William Van Buskirk, defendant and appellant Facts: Both parties agree that on the 11th day of September, 1908, Carmen Ong de Martinez, was riding a carromata in Ermita, Manila. When a delivery wagon owned by the defendant which was used for the transportation of fodder and to which two horses are attached, was coming from the opposite direction, the carromata in which the plaintiff was seated went close to the sidewalk in order to let the delivery wagon pass by. However, instead of passing by, the horses ran into the carromata occupied by the plaintiff with her child and overturned it, causing a serious cut upon the plaintiffs head and injuring the carromata. However, the defendant contends that the cochero, who was driving his delivery wagon at the time of the accident, was actually a good servant and was considered a safe and reliable cochero. He also claims that the cochero was tasked to deliver some forage at Calle Herran, and for that purpose the defendants employee tied the driving lines of the horses to the front end of the delivery wagon for the purpose of unloading the forage to be delivered. However, a vehicle passed by the driver and made noises that frightened the horses causing them to run. The employee failed to stop the horses since he was thrown upon the ground.

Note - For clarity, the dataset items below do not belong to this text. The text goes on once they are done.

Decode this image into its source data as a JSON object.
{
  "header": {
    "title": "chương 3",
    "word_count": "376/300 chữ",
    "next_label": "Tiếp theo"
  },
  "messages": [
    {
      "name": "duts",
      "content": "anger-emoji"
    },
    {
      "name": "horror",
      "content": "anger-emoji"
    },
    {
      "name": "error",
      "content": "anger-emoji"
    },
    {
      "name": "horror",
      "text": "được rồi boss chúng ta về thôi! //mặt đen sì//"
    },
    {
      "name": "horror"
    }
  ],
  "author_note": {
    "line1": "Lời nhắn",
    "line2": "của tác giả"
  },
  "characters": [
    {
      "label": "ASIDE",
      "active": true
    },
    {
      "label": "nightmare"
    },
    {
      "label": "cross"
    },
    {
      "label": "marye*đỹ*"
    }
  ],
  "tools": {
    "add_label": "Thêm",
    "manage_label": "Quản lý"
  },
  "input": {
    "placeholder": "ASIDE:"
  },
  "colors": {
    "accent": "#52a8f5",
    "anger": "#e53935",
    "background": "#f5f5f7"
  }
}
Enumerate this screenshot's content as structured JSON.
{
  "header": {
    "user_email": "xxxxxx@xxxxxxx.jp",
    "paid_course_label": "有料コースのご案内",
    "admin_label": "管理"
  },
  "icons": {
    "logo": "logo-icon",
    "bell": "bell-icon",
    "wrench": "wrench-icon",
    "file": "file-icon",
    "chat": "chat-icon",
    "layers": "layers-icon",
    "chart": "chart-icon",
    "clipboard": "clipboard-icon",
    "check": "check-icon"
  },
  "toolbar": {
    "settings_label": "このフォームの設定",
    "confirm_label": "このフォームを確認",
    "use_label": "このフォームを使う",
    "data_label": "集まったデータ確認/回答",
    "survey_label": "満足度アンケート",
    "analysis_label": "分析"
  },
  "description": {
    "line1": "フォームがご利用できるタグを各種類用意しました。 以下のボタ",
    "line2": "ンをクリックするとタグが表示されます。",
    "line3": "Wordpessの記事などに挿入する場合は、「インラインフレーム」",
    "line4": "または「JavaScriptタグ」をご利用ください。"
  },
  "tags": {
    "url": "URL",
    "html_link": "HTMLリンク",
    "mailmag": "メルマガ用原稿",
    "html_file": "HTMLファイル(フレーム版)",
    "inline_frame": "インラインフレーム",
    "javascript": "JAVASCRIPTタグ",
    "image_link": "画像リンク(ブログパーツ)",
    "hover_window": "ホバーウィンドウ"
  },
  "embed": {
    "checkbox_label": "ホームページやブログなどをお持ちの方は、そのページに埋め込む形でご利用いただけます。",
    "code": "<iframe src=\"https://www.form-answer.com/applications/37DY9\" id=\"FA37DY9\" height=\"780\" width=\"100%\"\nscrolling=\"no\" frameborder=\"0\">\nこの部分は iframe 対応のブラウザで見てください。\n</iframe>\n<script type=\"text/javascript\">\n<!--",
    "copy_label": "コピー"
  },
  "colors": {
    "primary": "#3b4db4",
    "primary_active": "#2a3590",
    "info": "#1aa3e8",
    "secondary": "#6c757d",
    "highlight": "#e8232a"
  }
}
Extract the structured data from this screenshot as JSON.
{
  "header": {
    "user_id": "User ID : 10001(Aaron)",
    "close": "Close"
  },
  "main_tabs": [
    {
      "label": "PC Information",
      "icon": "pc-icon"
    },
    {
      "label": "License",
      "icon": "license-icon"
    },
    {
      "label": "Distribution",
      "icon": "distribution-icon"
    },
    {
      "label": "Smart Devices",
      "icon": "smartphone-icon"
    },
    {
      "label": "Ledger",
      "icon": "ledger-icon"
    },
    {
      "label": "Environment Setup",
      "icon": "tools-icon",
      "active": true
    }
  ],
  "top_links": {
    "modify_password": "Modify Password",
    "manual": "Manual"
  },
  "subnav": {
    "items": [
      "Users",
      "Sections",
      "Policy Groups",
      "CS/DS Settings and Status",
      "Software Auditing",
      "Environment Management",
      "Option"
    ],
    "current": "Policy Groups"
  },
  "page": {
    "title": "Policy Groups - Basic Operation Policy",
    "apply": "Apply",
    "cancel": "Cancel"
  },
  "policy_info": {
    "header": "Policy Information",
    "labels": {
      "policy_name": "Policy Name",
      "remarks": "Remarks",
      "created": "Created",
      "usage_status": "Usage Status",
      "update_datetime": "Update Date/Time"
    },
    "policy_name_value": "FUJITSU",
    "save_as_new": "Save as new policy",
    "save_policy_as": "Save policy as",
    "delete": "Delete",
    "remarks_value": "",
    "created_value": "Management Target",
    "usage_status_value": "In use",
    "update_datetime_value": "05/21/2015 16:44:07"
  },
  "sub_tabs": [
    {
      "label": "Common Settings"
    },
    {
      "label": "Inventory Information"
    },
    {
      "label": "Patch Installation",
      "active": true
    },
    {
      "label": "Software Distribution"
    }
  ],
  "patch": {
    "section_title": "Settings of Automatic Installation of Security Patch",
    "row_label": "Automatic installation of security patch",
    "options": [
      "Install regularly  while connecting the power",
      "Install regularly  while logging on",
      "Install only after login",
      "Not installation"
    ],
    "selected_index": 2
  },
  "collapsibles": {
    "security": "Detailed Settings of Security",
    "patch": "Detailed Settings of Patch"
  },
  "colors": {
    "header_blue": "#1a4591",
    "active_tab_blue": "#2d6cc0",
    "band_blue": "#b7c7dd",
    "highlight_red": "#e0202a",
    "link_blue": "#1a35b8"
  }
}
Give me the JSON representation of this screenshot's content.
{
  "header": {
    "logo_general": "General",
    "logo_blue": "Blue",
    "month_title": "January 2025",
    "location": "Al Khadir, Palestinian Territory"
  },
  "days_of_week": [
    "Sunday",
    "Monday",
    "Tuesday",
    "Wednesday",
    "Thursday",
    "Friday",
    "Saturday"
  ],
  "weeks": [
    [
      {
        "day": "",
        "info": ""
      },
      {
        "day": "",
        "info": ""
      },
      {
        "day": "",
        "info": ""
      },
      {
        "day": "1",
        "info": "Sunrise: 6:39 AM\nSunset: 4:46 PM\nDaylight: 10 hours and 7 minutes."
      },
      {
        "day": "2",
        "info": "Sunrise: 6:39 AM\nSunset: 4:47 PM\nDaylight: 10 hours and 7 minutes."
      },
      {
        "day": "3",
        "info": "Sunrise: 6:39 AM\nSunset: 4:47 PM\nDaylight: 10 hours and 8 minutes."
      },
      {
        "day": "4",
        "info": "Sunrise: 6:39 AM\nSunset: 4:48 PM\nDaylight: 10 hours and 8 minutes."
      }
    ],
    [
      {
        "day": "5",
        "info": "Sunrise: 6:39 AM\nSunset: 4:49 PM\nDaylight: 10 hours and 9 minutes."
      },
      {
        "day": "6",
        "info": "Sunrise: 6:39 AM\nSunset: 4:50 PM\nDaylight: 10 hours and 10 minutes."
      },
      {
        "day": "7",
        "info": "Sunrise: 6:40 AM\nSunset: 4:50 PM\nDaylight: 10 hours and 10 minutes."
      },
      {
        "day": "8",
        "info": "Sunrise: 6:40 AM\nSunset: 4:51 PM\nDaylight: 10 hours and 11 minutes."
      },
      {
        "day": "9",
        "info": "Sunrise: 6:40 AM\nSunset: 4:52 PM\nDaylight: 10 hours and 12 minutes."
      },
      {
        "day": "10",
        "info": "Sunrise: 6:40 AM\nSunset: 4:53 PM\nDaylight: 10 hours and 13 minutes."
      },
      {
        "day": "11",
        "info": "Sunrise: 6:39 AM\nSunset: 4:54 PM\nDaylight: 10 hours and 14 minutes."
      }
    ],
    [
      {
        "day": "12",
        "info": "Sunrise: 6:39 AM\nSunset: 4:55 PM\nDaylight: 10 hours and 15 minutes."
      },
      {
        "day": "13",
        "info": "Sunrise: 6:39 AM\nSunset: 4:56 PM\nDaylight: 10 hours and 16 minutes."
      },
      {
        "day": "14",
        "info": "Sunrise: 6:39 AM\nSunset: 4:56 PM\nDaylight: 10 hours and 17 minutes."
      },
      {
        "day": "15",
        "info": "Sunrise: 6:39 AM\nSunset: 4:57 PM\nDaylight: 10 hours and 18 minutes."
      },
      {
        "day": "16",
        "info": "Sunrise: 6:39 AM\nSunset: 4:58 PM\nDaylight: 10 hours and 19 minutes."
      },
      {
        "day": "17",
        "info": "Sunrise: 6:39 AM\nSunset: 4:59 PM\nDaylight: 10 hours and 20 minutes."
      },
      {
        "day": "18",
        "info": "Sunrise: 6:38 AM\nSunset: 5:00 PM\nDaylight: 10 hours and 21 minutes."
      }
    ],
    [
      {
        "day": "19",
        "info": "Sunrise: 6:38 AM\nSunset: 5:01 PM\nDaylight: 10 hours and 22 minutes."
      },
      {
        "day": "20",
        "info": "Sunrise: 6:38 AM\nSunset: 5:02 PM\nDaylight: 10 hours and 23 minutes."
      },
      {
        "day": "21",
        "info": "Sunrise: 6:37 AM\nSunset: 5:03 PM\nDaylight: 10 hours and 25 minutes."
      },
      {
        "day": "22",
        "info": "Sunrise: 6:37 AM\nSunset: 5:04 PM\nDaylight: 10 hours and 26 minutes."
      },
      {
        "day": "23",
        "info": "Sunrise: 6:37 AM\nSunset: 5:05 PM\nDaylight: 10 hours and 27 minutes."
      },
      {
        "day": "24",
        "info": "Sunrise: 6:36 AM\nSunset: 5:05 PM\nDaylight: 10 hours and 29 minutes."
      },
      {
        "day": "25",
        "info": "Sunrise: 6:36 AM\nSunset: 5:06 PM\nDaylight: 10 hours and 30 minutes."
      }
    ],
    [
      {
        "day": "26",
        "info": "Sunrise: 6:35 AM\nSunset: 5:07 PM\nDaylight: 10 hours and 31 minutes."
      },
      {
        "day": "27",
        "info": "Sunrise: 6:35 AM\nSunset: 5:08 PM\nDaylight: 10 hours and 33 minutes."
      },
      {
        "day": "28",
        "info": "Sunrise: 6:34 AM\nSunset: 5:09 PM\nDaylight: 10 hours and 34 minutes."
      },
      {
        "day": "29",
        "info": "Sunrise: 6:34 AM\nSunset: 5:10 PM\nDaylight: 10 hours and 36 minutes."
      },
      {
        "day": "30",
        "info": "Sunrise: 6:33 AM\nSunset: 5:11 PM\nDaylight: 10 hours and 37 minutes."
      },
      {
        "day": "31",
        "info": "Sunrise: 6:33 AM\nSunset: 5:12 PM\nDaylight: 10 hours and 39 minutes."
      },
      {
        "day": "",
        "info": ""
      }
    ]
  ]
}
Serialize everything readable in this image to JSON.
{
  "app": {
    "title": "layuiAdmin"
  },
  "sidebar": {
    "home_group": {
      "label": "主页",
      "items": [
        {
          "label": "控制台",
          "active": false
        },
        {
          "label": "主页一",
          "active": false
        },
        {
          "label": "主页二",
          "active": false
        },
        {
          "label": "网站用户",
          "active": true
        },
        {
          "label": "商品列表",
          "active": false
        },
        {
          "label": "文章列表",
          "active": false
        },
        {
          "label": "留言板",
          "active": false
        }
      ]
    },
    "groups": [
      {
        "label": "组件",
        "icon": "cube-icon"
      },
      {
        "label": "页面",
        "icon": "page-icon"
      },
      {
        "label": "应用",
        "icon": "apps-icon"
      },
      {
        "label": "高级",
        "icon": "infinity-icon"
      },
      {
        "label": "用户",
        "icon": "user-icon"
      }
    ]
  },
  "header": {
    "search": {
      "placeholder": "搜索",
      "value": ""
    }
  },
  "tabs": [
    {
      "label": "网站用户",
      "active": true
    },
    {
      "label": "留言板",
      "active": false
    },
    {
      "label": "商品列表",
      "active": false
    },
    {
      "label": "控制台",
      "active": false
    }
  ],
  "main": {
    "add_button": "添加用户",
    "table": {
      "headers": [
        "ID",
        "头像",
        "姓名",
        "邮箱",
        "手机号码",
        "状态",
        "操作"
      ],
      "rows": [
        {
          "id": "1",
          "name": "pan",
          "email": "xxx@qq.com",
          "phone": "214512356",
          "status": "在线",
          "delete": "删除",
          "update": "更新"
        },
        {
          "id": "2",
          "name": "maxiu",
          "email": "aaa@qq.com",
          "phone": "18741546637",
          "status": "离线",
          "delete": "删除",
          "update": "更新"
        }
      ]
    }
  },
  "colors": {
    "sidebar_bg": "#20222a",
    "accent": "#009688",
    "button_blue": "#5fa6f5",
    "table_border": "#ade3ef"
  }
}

From the stated facts, the court ruled that the defendant was guilty of negligence. The court specifically cited a paragraph of Article 1903 of the Civil Code: Finally, masters of directors or arts and trades are liable for the damages caused by their pupils or apprentices while they are under their custody. Hence, this is appeal to reverse such decision. Issue: Whether or not the employer, who has furnished a gentle and tractable team (of horses) and a trusty and capable driver, is liable for the negligence of such driver. Held: It was held that the cochero of the defendant was not negligent in leaving the horses in the manner described by the evidence in this case. It is believed that acts or performances which, in a long time, have not been destructive and which are approved by the society, are considered as custom. Hence, they cannot be

considered as unreasonable or imprudent. The reason why they have been permitted by the society is that they are beneficial rather that prejudicial. One could not easily hold someone negligent because of some act that led to an injury or accident. It would be unfair therefore to render the cochero negligent because of such circumstances. The court holds that it is a universal practice of merchants during that time to deliver products through horse-drawn vehicles; and it is also considered universal practice to leave the horses in the manner in which they were left during the accident. It has been practiced for a long time and generally has not been the cause of accidents or injuries The judgment is therefore reversed.